Si bien el sistema CAE ha alcanzado un alto grado de implantación en los sectores industrial y del transporte, el gran reto de futuro es lograr su consolidación en los sectores masivos. A cierre de noviembre de 2025, se han registrado 1.439 solicitudes en el segmento residencial, frente a las 92 del año anterior, lo que demuestra el interés creciente por parte de este sector. Los Sujetos Delegados han gestionado 1.182 de estos expedientes, lo que representa el 82% del total. Esta cifra refuerza el papel del Sujeto Delegado como figura esencial para extender el sistema a nuevos ámbitos y garantizar que el ahorro energético generado en todos los niveles pueda ser reconocido, tramitado y valorizado. La figura del Sujeto Delegado no solo aporta estructura y solvencia técnica, sino que se convierte en un facilitador del acceso al sistema.
Adaptar el sistema para facilitar su capilaridad
Para avanzar hacia una aplicación más capilar y generalizada del sistema CAE, resulta necesario revisar su operativa actual. Para facilitar su implantación en entornos masivos será imprescindible simplificar procedimientos, revisar las fichas técnicas y aligerar las exigencias documentales. Ante este desafío, los Sujetos Delegados desempeñan un papel esencial. Su experiencia en la tramitación de expedientes les permite detectar cuellos de botella y plantear mejoras operativas. Lograr que el sistema sea realmente escalable, especialmente en proyectos de menor tamaño, exige avanzar en la digitalización, automatización y estandarización de los procesos. De no abordarse estas mejoras, su implantación masiva será inviable. Cualquier proyecto de eficiencia energética debe beneficiarse del sistema CAE sin barreras técnicas o administrativas desproporcionadas. Ese es el objetivo. Para ello, se necesita una visión estratégica compartida entre administración, verificadores, Sujetos Delegados y todos los agentes implicados.
De cara a 2026, el sistema CAE tiene por delante una oportunidad estratégica. Consolidar lo logrado, corregir ineficiencias y dar un salto cualitativo hacia la capilaridad son los tres logros a alcanzar. Se prevé que en el nuevo año se produzcan avances normativos que permitan facilitar aún más la tramitación, especialmente en proyectos recurrentes o con tipologías ya estandarizadas. También será crucial reforzar los sistemas de información, integrar herramientas de seguimiento y explorar mecanismos de verificación más eficientes.

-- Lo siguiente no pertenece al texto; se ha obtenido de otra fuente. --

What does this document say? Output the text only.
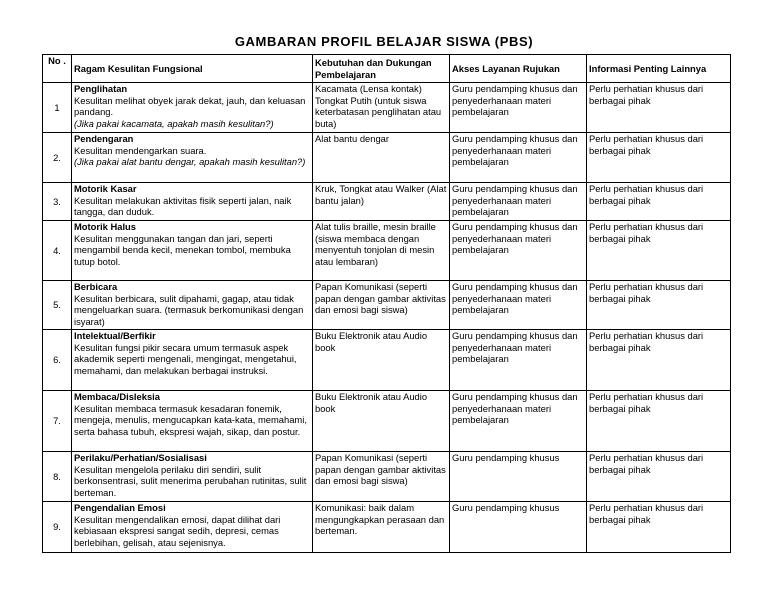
GAMBARAN PROFIL BELAJAR SISWA (PBS)
No .	Ragam Kesulitan Fungsional	Kebutuhan dan Dukungan Pembelajaran	Akses Layanan Rujukan	Informasi Penting Lainnya
1	Penglihatan
Kesulitan melihat obyek jarak dekat, jauh, dan keluasan pandang.
(Jika pakai kacamata, apakah masih kesulitan?)	Kacamata (Lensa kontak) Tongkat Putih (untuk siswa keterbatasan penglihatan atau buta)	Guru pendamping khusus dan penyederhanaan materi pembelajaran	Perlu perhatian khusus dari berbagai pihak
2.	Pendengaran
Kesulitan mendengarkan suara.
(Jika pakai alat bantu dengar, apakah masih kesulitan?)	Alat bantu dengar	Guru pendamping khusus dan penyederhanaan materi pembelajaran	Perlu perhatian khusus dari berbagai pihak
3.	Motorik Kasar
Kesulitan melakukan aktivitas fisik seperti jalan, naik tangga, dan duduk.	Kruk, Tongkat atau Walker (Alat bantu jalan)	Guru pendamping khusus dan penyederhanaan materi pembelajaran	Perlu perhatian khusus dari berbagai pihak
4.	Motorik Halus
Kesulitan menggunakan tangan dan jari, seperti mengambil benda kecil, menekan tombol, membuka tutup botol.	Alat tulis braille, mesin braille (siswa membaca dengan menyentuh tonjolan di mesin atau lembaran)	Guru pendamping khusus dan penyederhanaan materi pembelajaran	Perlu perhatian khusus dari berbagai pihak
5.	Berbicara
Kesulitan berbicara, sulit dipahami, gagap, atau tidak mengeluarkan suara. (termasuk berkomunikasi dengan isyarat)	Papan Komunikasi (seperti papan dengan gambar aktivitas dan emosi bagi siswa)	Guru pendamping khusus dan penyederhanaan materi pembelajaran	Perlu perhatian khusus dari berbagai pihak
6.	Intelektual/Berfikir
Kesulitan fungsi pikir secara umum termasuk aspek akademik seperti mengenali, mengingat, mengetahui, memahami, dan melakukan berbagai instruksi.	Buku Elektronik atau Audio book	Guru pendamping khusus dan penyederhanaan materi pembelajaran	Perlu perhatian khusus dari berbagai pihak
7.	Membaca/Disleksia
Kesulitan membaca termasuk kesadaran fonemik, mengeja, menulis, mengucapkan kata-kata, memahami, serta bahasa tubuh, ekspresi wajah, sikap, dan postur.	Buku Elektronik atau Audio book	Guru pendamping khusus dan penyederhanaan materi pembelajaran	Perlu perhatian khusus dari berbagai pihak
8.	Perilaku/Perhatian/Sosialisasi
Kesulitan mengelola perilaku diri sendiri, sulit berkonsentrasi, sulit menerima perubahan rutinitas, sulit berteman.	Papan Komunikasi (seperti papan dengan gambar aktivitas dan emosi bagi siswa)	Guru pendamping khusus	Perlu perhatian khusus dari berbagai pihak
9.	Pengendalian Emosi
Kesulitan mengendalikan emosi, dapat dilihat dari kebiasaan ekspresi sangat sedih, depresi, cemas berlebihan, gelisah, atau sejenisnya.	Komunikasi: baik dalam mengungkapkan perasaan dan berteman.	Guru pendamping khusus	Perlu perhatian khusus dari berbagai pihak
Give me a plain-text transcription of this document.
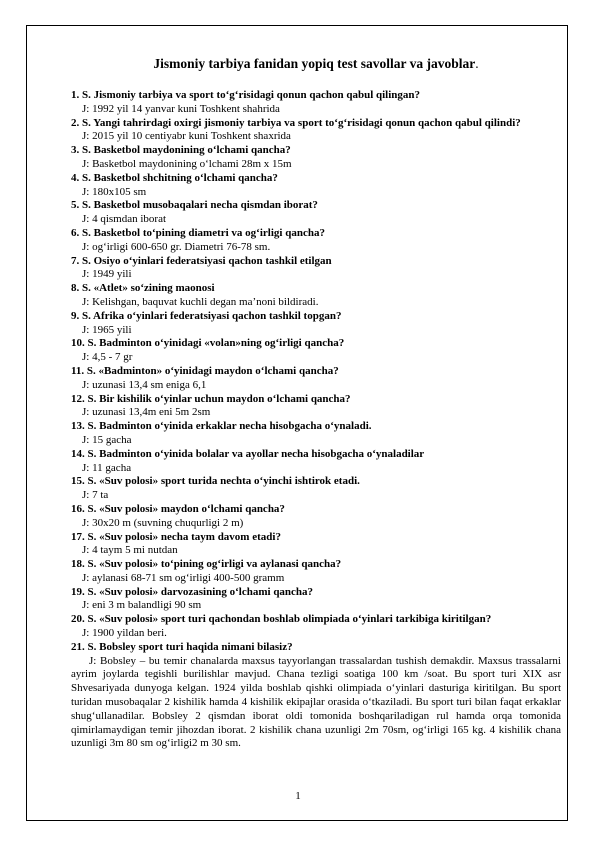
Jismoniy tarbiya fanidan yopiq test savollar va javoblar.
1. S. Jismoniy tarbiya va sport to‘g‘risidagi qonun qachon qabul qilingan?
J: 1992 yil 14 yanvar kuni Toshkent shahrida
2. S. Yangi tahrirdagi oxirgi jismoniy tarbiya va sport to‘g‘risidagi qonun qachon qabul qilindi?
J: 2015 yil 10 centiyabr kuni Toshkent shaxrida
3. S. Basketbol maydonining o‘lchami qancha?
J: Basketbol maydonining o‘lchami 28m x 15m
4. S. Basketbol shchitning o‘lchami qancha?
J: 180x105 sm
5. S. Basketbol musobaqalari necha qismdan iborat?
J: 4 qismdan iborat
6. S. Basketbol to‘pining diametri va og‘irligi qancha?
J: og‘irligi 600-650 gr. Diametri 76-78 sm.
7. S. Osiyo o‘yinlari federatsiyasi qachon tashkil etilgan
J: 1949 yili
8. S. «Atlet» so‘zining maonosi
J: Kelishgan, baquvat kuchli degan ma’noni bildiradi.
9. S. Afrika o‘yinlari federatsiyasi qachon tashkil topgan?
J: 1965 yili
10. S. Badminton o‘yinidagi «volan»ning og‘irligi qancha?
J: 4,5 - 7 gr
11. S. «Badminton» o‘yinidagi maydon o‘lchami qancha?
J: uzunasi 13,4 sm eniga 6,1
12. S. Bir kishilik o‘yinlar uchun maydon o‘lchami qancha?
J: uzunasi 13,4m eni 5m 2sm
13. S. Badminton o‘yinida erkaklar necha hisobgacha o‘ynaladi.
J: 15 gacha
14. S. Badminton o‘yinida bolalar va ayollar necha hisobgacha o‘ynaladilar
J: 11 gacha
15. S. «Suv polosi» sport turida nechta o‘yinchi ishtirok etadi.
J: 7 ta
16. S. «Suv polosi» maydon o‘lchami qancha?
J: 30x20 m (suvning chuqurligi 2 m)
17. S. «Suv polosi» necha taym davom etadi?
J: 4 taym 5 mi nutdan
18. S. «Suv polosi» to‘pining og‘irligi va aylanasi qancha?
J: aylanasi 68-71 sm og‘irligi 400-500 gramm
19. S. «Suv polosi» darvozasining o‘lchami qancha?
J: eni 3 m balandligi 90 sm
20. S. «Suv polosi» sport turi qachondan boshlab olimpiada o‘yinlari tarkibiga kiritilgan?
J: 1900 yildan beri.
21. S. Bobsley sport turi haqida nimani bilasiz?
J: Bobsley – bu temir chanalarda maxsus tayyorlangan trassalardan tushish demakdir. Maxsus trassalarni ayrim joylarda tegishli burilishlar mavjud. Chana tezligi soatiga 100 km /soat. Bu sport turi XIX asr Shvesariyada dunyoga kelgan. 1924 yilda boshlab qishki olimpiada o‘yinlari dasturiga kiritilgan. Bu sport turidan musobaqalar 2 kishilik hamda 4 kishilik ekipajlar orasida o‘tkaziladi. Bu sport turi bilan faqat erkaklar shug‘ullanadilar. Bobsley 2 qismdan iborat oldi tomonida boshqariladigan rul hamda orqa tomonida qimirlamaydigan temir jihozdan iborat. 2 kishilik chana uzunligi 2m 70sm, og‘irligi 165 kg. 4 kishilik chana uzunligi 3m 80 sm og‘irligi2 m 30 sm.
1
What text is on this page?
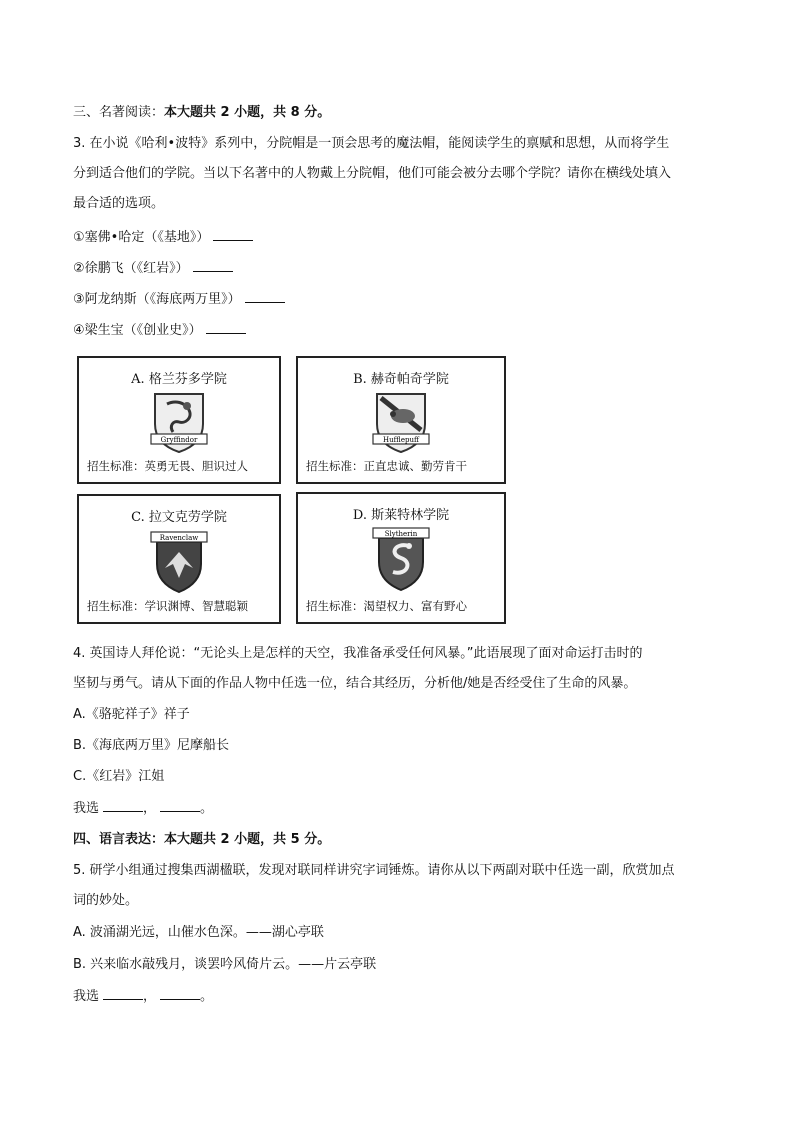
三、名著阅读：本大题共 2 小题，共 8 分。
3. 在小说《哈利•波特》系列中，分院帽是一顶会思考的魔法帽，能阅读学生的禀赋和思想，从而将学生
分到适合他们的学院。当以下名著中的人物戴上分院帽，他们可能会被分去哪个学院？请你在横线处填入
最合适的选项。
①塞佛•哈定（《基地》）
②徐鹏飞（《红岩》）
③阿龙纳斯（《海底两万里》）
④梁生宝（《创业史》）
A. 格兰芬多学院
Gryffindor
招生标准：英勇无畏、胆识过人
B. 赫奇帕奇学院
Hufflepuff
招生标准：正直忠诚、勤劳肯干
C. 拉文克劳学院
Ravenclaw
招生标准：学识渊博、智慧聪颖
D. 斯莱特林学院
Slytherin
招生标准：渴望权力、富有野心
4. 英国诗人拜伦说：“无论头上是怎样的天空，我准备承受任何风暴。”此语展现了面对命运打击时的
坚韧与勇气。请从下面的作品人物中任选一位，结合其经历，分析他/她是否经受住了生命的风暴。
A.《骆驼祥子》祥子
B.《海底两万里》尼摩船长
C.《红岩》江姐
我选	，	。
四、语言表达：本大题共 2 小题，共 5 分。
5. 研学小组通过搜集西湖楹联，发现对联同样讲究字词锤炼。请你从以下两副对联中任选一副，欣赏加点
词的妙处。
A. 波涌湖光远，山催水色深。——湖心亭联
B. 兴来临水敲残月，谈罢吟风倚片云。——片云亭联
我选	，	。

Además de su creciente participación en expedientes y volumen de energía gestionada, los Sujetos Delegados están desempeñando un papel activo en la mejora técnica y procedimental del sistema. No se limitan a operar bajo el marco existente, sino que contribuyen a perfeccionarlo desde la práctica diaria. Este compromiso se canaliza a través de ASDAE, la asociación que reúne a estos actores con el propósito de colaborar, proponer mejoras y reforzar la solidez del sistema.
Gracias a este trabajo conjunto, se han detectado ineficiencias, planteado ajustes y elevado el nivel técnico global. En muchos casos, los propios Sujetos Delegados han identificado errores en fichas o procedimientos que les habrían beneficiado, y han optado por trasladarlos a la administración para su corrección. Esa decisión ilustra una apuesta clara por construir un sistema robusto, equitativo y duradero. Concluimos este balance subrayando que los Sujetos Delegados no son simples intermediarios administrativos. Son agentes cualificados que, además de dinamizar el sistema, están ayudando a diseñarlo y consolidarlo. Su conocimiento técnico, experiencia operativa y voluntad de cooperación están siendo determinantes para avanzar hacia un modelo más transparente, eficaz y alineado con los objetivos de eficiencia energética y descarbonización.